Can someone identify this tool please.
Has a bit in which looks like thread cutting bit.
The head is ratcheting to adjust angle to handle.

Thanks,
Dan


----------



## Rbeckett (Oct 24, 2013)

Appears to be part of a ball turner.  The long rod was clamped into the holder and rotated to produce round and spherical object on the lathe with repeatable accuracy.  There should be a device that will grip the shaft somewhere around if you got it in a lot from an auction or similar.  Good luck and hope that helped.

Bob


----------



## buffdan (Oct 24, 2013)

Rbeckett said:


> Appears to be part of a ball turner.  The long rod was clamped into the holder and rotated to produce round and spherical object on the lathe with repeatable accuracy.  There should be a device that will grip the shaft somewhere around if you got it in a lot from an auction or similar.  Good luck and hope that helped.
> 
> Bob



Hi Bob,
That makes sense.
Unfortunately this is the only piece.
I did purchase other items which don't relate to this.

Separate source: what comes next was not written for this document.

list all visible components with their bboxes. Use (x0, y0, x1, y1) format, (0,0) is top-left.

Interesting.. I will have to search  

Thanks!
Dan


----------



## zman (Oct 24, 2013)

Is there a part number on it? I notice it's from Ideal industries in Sycamore, Ill.

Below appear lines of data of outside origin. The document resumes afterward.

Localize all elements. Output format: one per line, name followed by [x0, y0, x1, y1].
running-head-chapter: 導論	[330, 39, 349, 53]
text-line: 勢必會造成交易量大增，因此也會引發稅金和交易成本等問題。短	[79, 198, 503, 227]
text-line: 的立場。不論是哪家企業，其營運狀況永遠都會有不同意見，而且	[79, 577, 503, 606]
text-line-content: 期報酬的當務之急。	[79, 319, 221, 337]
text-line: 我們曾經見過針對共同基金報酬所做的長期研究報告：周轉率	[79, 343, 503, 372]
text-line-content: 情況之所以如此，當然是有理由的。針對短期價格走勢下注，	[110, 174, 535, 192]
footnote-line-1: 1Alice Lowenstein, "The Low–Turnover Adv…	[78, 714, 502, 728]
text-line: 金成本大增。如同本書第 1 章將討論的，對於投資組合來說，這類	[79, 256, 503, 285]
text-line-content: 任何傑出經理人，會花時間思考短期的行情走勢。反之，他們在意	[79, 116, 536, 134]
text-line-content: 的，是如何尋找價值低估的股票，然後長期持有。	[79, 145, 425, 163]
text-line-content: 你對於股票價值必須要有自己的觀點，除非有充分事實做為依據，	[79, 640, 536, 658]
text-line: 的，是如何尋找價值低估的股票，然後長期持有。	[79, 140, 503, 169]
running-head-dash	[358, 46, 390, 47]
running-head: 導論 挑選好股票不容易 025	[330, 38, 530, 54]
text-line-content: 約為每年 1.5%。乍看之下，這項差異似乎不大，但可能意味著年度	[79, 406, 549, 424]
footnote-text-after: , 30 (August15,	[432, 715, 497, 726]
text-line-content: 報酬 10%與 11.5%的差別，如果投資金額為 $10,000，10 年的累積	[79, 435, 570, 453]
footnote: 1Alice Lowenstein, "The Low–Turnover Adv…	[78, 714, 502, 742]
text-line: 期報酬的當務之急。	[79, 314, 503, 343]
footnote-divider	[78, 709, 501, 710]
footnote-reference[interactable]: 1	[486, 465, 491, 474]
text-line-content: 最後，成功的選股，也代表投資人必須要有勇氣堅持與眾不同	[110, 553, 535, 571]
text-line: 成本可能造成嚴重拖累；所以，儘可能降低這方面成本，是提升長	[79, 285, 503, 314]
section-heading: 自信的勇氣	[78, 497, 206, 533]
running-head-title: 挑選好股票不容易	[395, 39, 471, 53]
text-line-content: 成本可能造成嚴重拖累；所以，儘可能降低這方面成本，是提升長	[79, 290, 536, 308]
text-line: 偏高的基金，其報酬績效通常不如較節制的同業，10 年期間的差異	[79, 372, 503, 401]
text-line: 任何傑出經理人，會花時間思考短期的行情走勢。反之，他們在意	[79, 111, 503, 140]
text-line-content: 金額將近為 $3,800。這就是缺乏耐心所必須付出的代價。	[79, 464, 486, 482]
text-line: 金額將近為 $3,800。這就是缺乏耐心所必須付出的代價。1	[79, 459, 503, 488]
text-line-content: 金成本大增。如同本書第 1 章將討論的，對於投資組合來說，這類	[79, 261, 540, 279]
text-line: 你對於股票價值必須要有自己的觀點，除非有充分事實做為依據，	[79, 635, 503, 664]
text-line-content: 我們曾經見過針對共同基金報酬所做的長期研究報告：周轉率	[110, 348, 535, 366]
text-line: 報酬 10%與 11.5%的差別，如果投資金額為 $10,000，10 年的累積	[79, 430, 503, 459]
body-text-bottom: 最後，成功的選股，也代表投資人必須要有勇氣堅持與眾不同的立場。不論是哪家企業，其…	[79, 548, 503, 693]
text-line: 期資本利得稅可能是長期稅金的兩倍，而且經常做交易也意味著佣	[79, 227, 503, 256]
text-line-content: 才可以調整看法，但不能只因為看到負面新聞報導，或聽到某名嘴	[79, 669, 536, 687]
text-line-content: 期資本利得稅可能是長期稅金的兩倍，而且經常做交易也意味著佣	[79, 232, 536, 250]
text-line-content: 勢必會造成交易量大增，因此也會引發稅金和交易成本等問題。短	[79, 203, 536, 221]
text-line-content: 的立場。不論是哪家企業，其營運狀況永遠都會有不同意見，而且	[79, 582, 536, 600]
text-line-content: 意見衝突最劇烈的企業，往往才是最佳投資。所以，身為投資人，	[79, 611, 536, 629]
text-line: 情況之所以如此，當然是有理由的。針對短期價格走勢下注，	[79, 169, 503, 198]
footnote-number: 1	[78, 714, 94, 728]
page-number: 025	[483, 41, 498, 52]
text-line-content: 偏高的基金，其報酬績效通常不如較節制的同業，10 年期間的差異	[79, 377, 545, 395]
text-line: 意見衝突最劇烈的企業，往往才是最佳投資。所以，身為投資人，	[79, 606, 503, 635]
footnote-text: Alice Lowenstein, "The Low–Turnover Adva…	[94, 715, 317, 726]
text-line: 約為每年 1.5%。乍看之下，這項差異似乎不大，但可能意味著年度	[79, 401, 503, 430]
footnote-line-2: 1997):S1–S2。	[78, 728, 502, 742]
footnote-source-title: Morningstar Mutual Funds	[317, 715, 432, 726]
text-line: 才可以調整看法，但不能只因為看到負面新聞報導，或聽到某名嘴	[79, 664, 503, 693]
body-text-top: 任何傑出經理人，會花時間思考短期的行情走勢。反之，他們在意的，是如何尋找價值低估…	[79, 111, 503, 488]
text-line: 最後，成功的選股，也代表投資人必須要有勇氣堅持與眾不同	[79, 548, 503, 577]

Ok, I think I got it. This is a tool specifically for cleaning the slots on electric motor commutators, called a slot scraper. here is a modern one http://www.wurtec.com/asp/product.asp?Item=SLSC69


----------



## buffdan (Oct 24, 2013)

zman said:


> Is there a part number on it? I notice it's from Ideal industries in Sycamore, Ill.



No part numbers.. no numbers at all


----------



## Dave Smith (Oct 24, 2013)

zman said:


> Is there a part number on it? I notice it's from Ideal industries in Sycamore, Ill.
> 
> Ok, I think I got it. This is a tool specifically for cleaning the slots on electric motor commutators, called a slot scraper. here is a modern one http://www.wurtec.com/asp/product.asp?Item=SLSC69



very good identification--I figured it was for pulling and cutting or cleaning a slot


----------



## buffdan (Oct 24, 2013)

Dave Smith said:


> very good identification--I figured it was for pulling and cutting or cleaning a slot



wow, good detective work !
I would never have thought of that.

Thanks

Dan


----------



## rdhem2 (Oct 26, 2013)

I would tend to agree with the slot cleaner/scraper idea.  Ideal Mfg. makes a wide variety of electrical use tools.  Must be for a mighty LARGE commutator!  I have cleaned and scraped a lot of slots but our tools were ground to shape hacksaw blades with a couple layers of tape for a handle.


----------



## zman (Oct 27, 2013)

I don't know much from rebuilding electric motors, mind you, but I do pride myself a bit with being good at research on the Google machine. I find a bunch of odd tools in a roll-away that my dad gave me, some of which he doesn't know what they are, as they came with a toolbox he bought at a garage sale. But I enjoy the sleuth work for a bit, and then come here to learn how to make bigger and better chips.


----------